To check that everything is working, unmount the ZFS pool and issue:

tpm_nvread -i 1 -f /dev/stdout | \
    dd count=1 bs=32 status=none | \
    zfs mount -l POOL

where:

• bs=32 is the length of the password in bytes,
• POOL is the name of the pool.

The command reads the password from the NVRAM index 1, pipes it to the disk dumper command and reads the first 32 bytes (the length of the password) and pipes the result to the ZFS mount command that mounts the pool by prompting for a password.

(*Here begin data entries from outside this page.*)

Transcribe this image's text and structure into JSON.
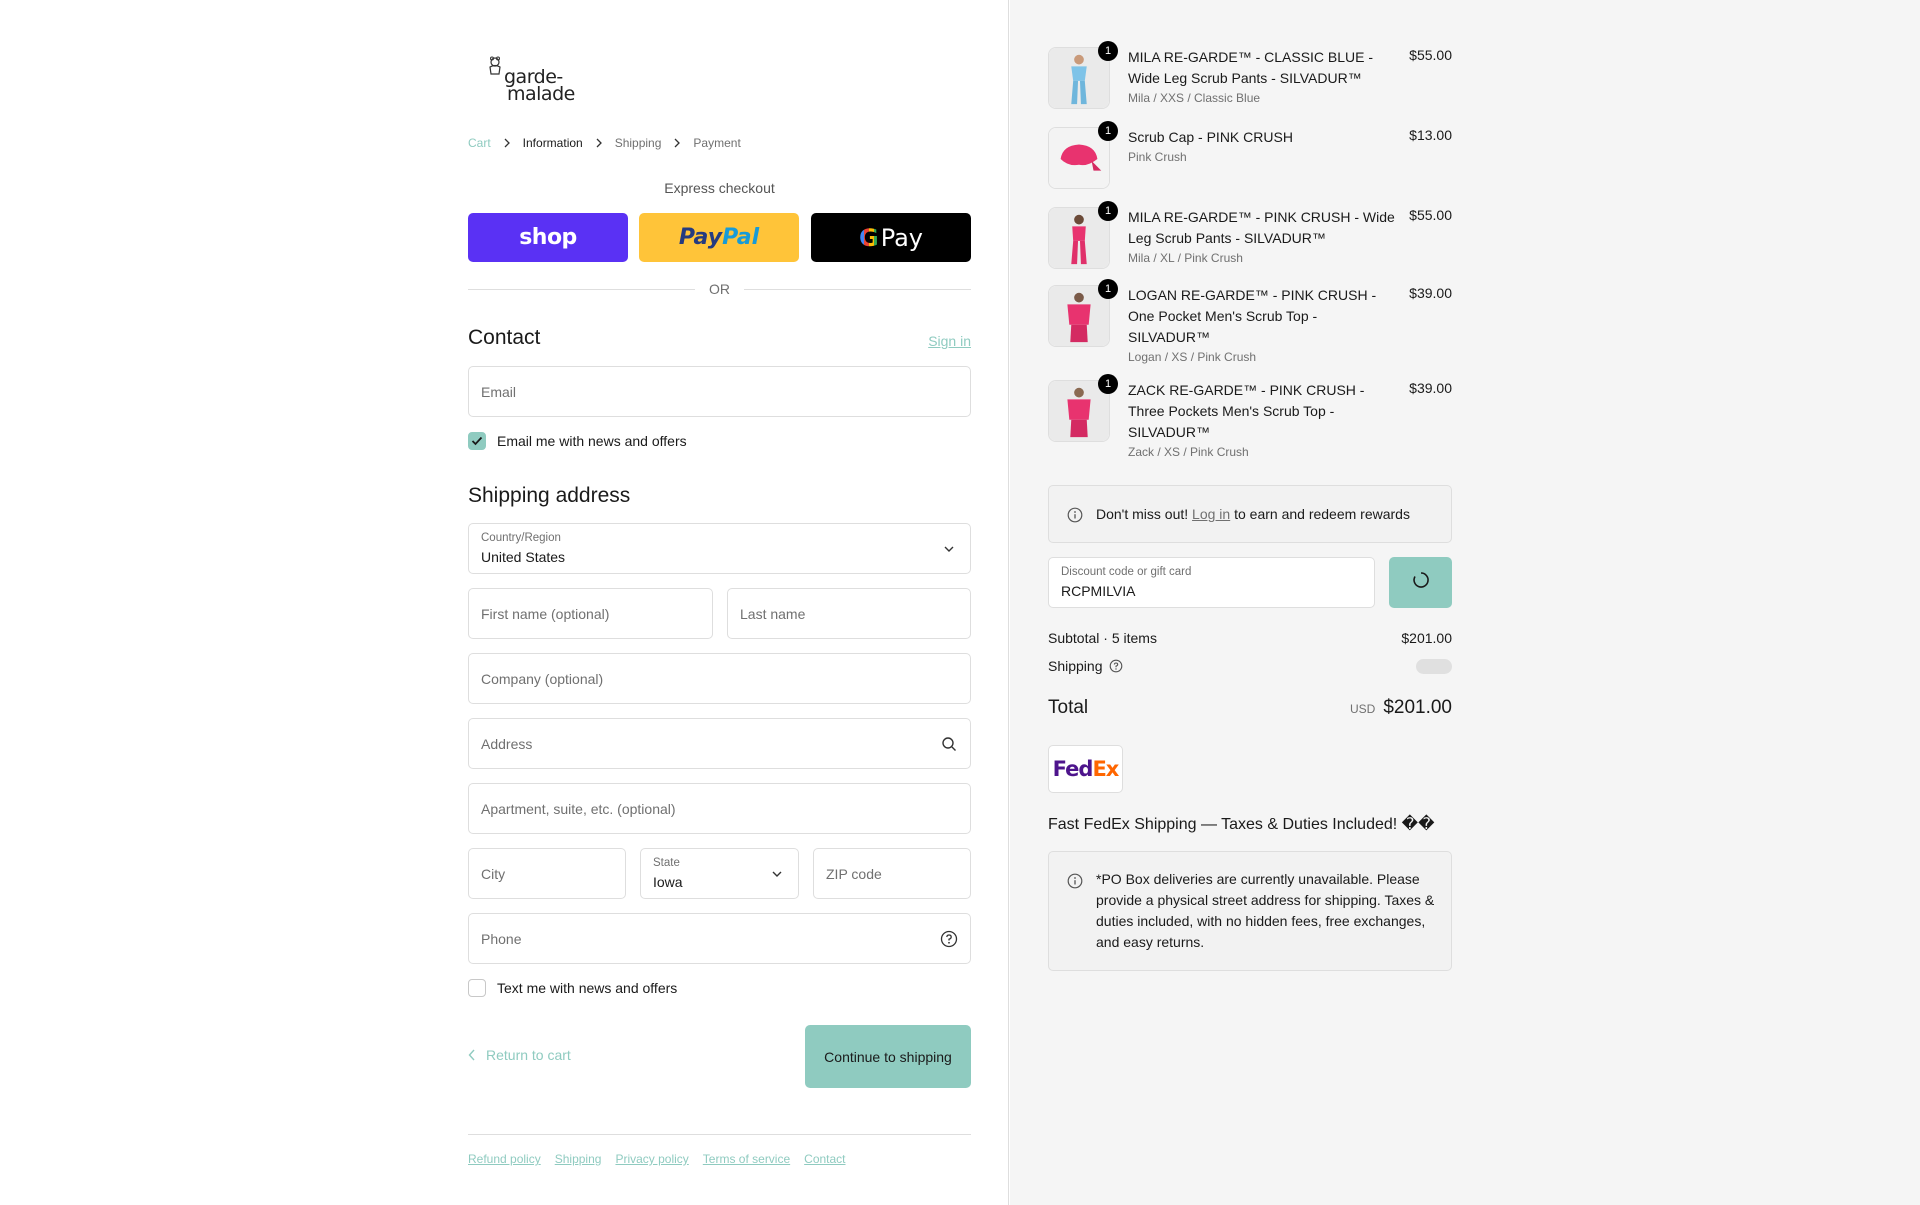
{
  "brand": {
    "line1": "garde-",
    "line2": "malade"
  },
  "breadcrumb": {
    "cart": "Cart",
    "information": "Information",
    "shipping": "Shipping",
    "payment": "Payment"
  },
  "express": {
    "label": "Express checkout",
    "shop": "shop",
    "paypal_a": "Pay",
    "paypal_b": "Pal",
    "gpay_g": "G",
    "gpay": "Pay",
    "or": "OR"
  },
  "contact": {
    "title": "Contact",
    "signin": "Sign in",
    "email_placeholder": "Email",
    "news_checkbox": "Email me with news and offers"
  },
  "shipping": {
    "title": "Shipping address",
    "country_label": "Country/Region",
    "country_value": "United States",
    "first_name": "First name (optional)",
    "last_name": "Last name",
    "company": "Company (optional)",
    "address": "Address",
    "apartment": "Apartment, suite, etc. (optional)",
    "city": "City",
    "state_label": "State",
    "state_value": "Iowa",
    "zip": "ZIP code",
    "phone": "Phone",
    "sms_checkbox": "Text me with news and offers"
  },
  "actions": {
    "return": "Return to cart",
    "continue": "Continue to shipping"
  },
  "footer": [
    "Refund policy",
    "Shipping",
    "Privacy policy",
    "Terms of service",
    "Contact"
  ],
  "cart": {
    "items": [
      {
        "qty": "1",
        "name": "MILA RE-GARDE™ - CLASSIC BLUE - Wide Leg Scrub Pants - SILVADUR™",
        "variant": "Mila / XXS / Classic Blue",
        "price": "$55.00",
        "color": "#6fb6dc"
      },
      {
        "qty": "1",
        "name": "Scrub Cap - PINK CRUSH",
        "variant": "Pink Crush",
        "price": "$13.00",
        "color": "#e8336f"
      },
      {
        "qty": "1",
        "name": "MILA RE-GARDE™ - PINK CRUSH - Wide Leg Scrub Pants - SILVADUR™",
        "variant": "Mila / XL / Pink Crush",
        "price": "$55.00",
        "color": "#e8336f"
      },
      {
        "qty": "1",
        "name": "LOGAN RE-GARDE™ - PINK CRUSH - One Pocket Men's Scrub Top - SILVADUR™",
        "variant": "Logan / XS / Pink Crush",
        "price": "$39.00",
        "color": "#e8336f"
      },
      {
        "qty": "1",
        "name": "ZACK RE-GARDE™ - PINK CRUSH - Three Pockets Men's Scrub Top - SILVADUR™",
        "variant": "Zack / XS / Pink Crush",
        "price": "$39.00",
        "color": "#e8336f"
      }
    ],
    "rewards_prefix": "Don't miss out! ",
    "rewards_link": "Log in",
    "rewards_suffix": " to earn and redeem rewards",
    "discount_label": "Discount code or gift card",
    "discount_value": "RCPMILVIA",
    "subtotal_label": "Subtotal · 5 items",
    "subtotal_value": "$201.00",
    "shipping_label": "Shipping",
    "total_label": "Total",
    "currency": "USD",
    "total_value": "$201.00",
    "fedex_fe": "Fed",
    "fedex_ex": "Ex",
    "shipping_note": "Fast FedEx Shipping — Taxes & Duties Included! ��",
    "po_note": "*PO Box deliveries are currently unavailable. Please provide a physical street address for shipping. Taxes & duties included, with no hidden fees, free exchanges, and easy returns."
  },
  "colors": {
    "accent": "#8fcbc0",
    "shop": "#5a31f4",
    "paypal": "#ffc439",
    "gpay": "#000000"
  }
}
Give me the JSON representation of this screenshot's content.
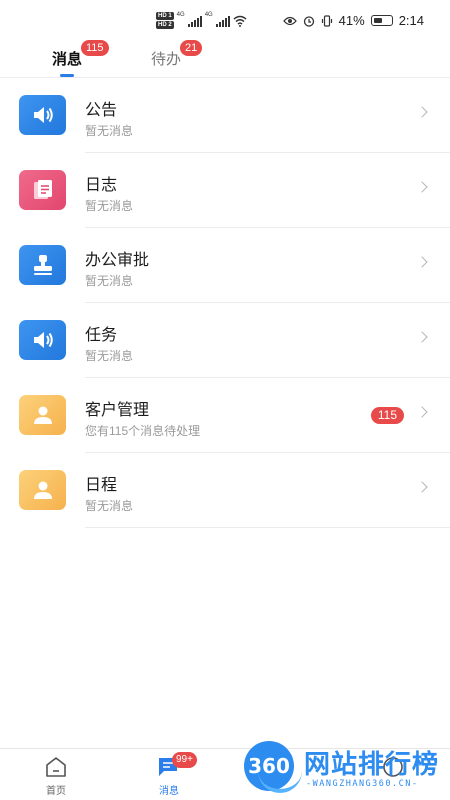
{
  "status_bar": {
    "network_left": [
      "HD 1",
      "HD 2"
    ],
    "signal_label": "4G",
    "battery_text": "41%",
    "time": "2:14"
  },
  "tabs": [
    {
      "label": "消息",
      "badge": "115",
      "active": true
    },
    {
      "label": "待办",
      "badge": "21",
      "active": false
    }
  ],
  "list": [
    {
      "title": "公告",
      "subtitle": "暂无消息",
      "icon": "speaker-icon",
      "color": "#2b82e6",
      "badge": ""
    },
    {
      "title": "日志",
      "subtitle": "暂无消息",
      "icon": "document-icon",
      "color": "#e9557b",
      "badge": ""
    },
    {
      "title": "办公审批",
      "subtitle": "暂无消息",
      "icon": "stamp-icon",
      "color": "#2b82e6",
      "badge": ""
    },
    {
      "title": "任务",
      "subtitle": "暂无消息",
      "icon": "speaker-icon",
      "color": "#2b82e6",
      "badge": ""
    },
    {
      "title": "客户管理",
      "subtitle": "您有115个消息待处理",
      "icon": "person-icon",
      "color": "#f7bb5c",
      "badge": "115"
    },
    {
      "title": "日程",
      "subtitle": "暂无消息",
      "icon": "person-icon",
      "color": "#f7bb5c",
      "badge": ""
    }
  ],
  "bottom_nav": [
    {
      "label": "首页",
      "icon": "home-icon",
      "active": false,
      "badge": ""
    },
    {
      "label": "消息",
      "icon": "chat-icon",
      "active": true,
      "badge": "99+"
    },
    {
      "label": "",
      "icon": "contacts-icon",
      "active": false,
      "badge": ""
    },
    {
      "label": "",
      "icon": "profile-icon",
      "active": false,
      "badge": ""
    }
  ],
  "watermark": {
    "logo_text": "360",
    "title": "网站排行榜",
    "subtitle": "-WANGZHANG360.CN-"
  },
  "colors": {
    "accent": "#2b7de9",
    "badge": "#e84a4a"
  }
}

In order to automate the command such that the pool is mounted on boot, create the file /usr/local/sbin/mount_zfs with the following contents:

#!/bin/bash
###########################################################################
##  Copyright (C) Wizardry and Steamworks 2021 - License: GNU GPLv3      ##
###########################################################################
 
###########################################################################
##                            CONFIGURATION                              ##
###########################################################################
 
# The name of the pool to be mounted.
POOL="POOL"
 
# The NVRAM index where the key is stored.
TPM_INDEX="1"
 
###########################################################################
##                              INTERNALS                                ##
###########################################################################
 
MOUNTED=`zfs get -H -o value mounted $POOL`
if [ x$MOUNTED = x"yes" ]; then
    exit 0
fi
tpm_nvread -i $TPM_INDEX -f /dev/stdout | \
    dd count=1 bs=11 status=none | \
    zfs mount -l $POOL
 
MOUNTED=`zfs get -H -o value mounted $POOL`
if [ x$MOUNTED = x"yes" ]; then
    exit 1
fi
 
# Lock the TPM to prevent further reads.
tpm_nvread -i 1 -s 0

and make the file executable with:

chmod +x /usr/local/sbin/mount_zfs

Next, a systemd service file is created that calls the script on boot. Create a file at /etc/systemd/system/zfs-encrypted-mount.service with the following contents:

[Unit]
Description=Mount encrypted ZFS pool
After=zfs.target
 
[Service]
Type=oneshot
ExecStart = /usr/local/sbin/mount_zfs
 
[Install]
WantedBy = multi-user.target

and then enable the service:

systemctl enable zfs-encrypted-mount

The process is now completed and the ZFS pool should be mounted from the TPM on boot.